Most hospitals in New Mexico and throughout the U.S. have computerized systems that allow physicians to enter medication orders for patients. However, a survey conducted by a patient safety group suggests that the software used by hospitals has problems flagging potential safety issues. The data was collected from a voluntary survey of approximately 1,800 hospitals. One of the significant findings was that nearly 40 percent of potentially dangerous orders weren't flagged by computer software.
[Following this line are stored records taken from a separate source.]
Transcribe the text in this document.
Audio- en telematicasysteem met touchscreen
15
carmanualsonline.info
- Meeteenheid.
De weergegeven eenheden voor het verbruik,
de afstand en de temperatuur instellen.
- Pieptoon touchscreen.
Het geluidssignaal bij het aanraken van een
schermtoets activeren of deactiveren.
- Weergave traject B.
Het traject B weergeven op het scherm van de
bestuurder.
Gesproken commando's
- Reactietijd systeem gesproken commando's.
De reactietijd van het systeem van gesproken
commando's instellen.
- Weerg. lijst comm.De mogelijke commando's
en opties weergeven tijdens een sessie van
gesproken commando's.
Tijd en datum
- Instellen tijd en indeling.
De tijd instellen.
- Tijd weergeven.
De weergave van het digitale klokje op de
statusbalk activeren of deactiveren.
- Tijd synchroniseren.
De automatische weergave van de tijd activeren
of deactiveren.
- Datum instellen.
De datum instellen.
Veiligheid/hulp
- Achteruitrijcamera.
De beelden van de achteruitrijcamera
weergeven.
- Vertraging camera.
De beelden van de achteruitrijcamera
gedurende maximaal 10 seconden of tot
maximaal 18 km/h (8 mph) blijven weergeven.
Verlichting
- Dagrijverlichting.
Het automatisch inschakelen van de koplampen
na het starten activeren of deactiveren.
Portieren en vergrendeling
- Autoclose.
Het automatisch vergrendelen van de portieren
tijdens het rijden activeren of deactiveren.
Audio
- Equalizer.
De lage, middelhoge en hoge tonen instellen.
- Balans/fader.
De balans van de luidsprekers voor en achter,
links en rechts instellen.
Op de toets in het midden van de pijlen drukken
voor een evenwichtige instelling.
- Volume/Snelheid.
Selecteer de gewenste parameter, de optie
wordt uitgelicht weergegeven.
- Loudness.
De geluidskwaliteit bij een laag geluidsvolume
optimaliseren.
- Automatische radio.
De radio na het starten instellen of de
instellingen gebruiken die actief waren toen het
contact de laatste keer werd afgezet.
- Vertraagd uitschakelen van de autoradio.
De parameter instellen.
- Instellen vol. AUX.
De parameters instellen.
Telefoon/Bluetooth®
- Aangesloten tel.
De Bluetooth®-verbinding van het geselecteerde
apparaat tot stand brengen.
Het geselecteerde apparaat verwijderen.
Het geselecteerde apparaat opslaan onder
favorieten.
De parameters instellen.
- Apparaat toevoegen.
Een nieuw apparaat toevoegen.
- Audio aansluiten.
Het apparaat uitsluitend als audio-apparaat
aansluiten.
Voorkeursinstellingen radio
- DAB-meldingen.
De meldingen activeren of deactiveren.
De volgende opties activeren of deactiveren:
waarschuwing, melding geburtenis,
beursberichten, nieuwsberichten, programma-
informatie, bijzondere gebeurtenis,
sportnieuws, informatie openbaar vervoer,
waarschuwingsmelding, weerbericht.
Issues that were not always captured by the computers included dose sizes that were inappropriate based on the patient's weight and gender. The systems also failed at determining whether a specific drug would interact with others that a patient was taken. Another important finding was that around 13 percent of errors made by a computer program could have led to the death of a patient.

While the transition to electronic records started several years ago, some professionals are hesitant to use them. Some believe that the system is not designed properly and may counterproductive to use. Furthermore, it is acknowledged that not all medication errors are necessarily dangerous as much as they are inconvenient. It is estimated that one patient is harmed by a medication for every 20 who are admitted to a hospital with about half of those errors considered to be avoidable.

Patients who are given the wrong medication can see their condition worsen, leading to the need for additional and expensive medical care and treatment. If it can be determined that the error constituted negligence, legal counsel may find it advisable to file a medical malpractice lawsuit against the at-fault practitioner and facility.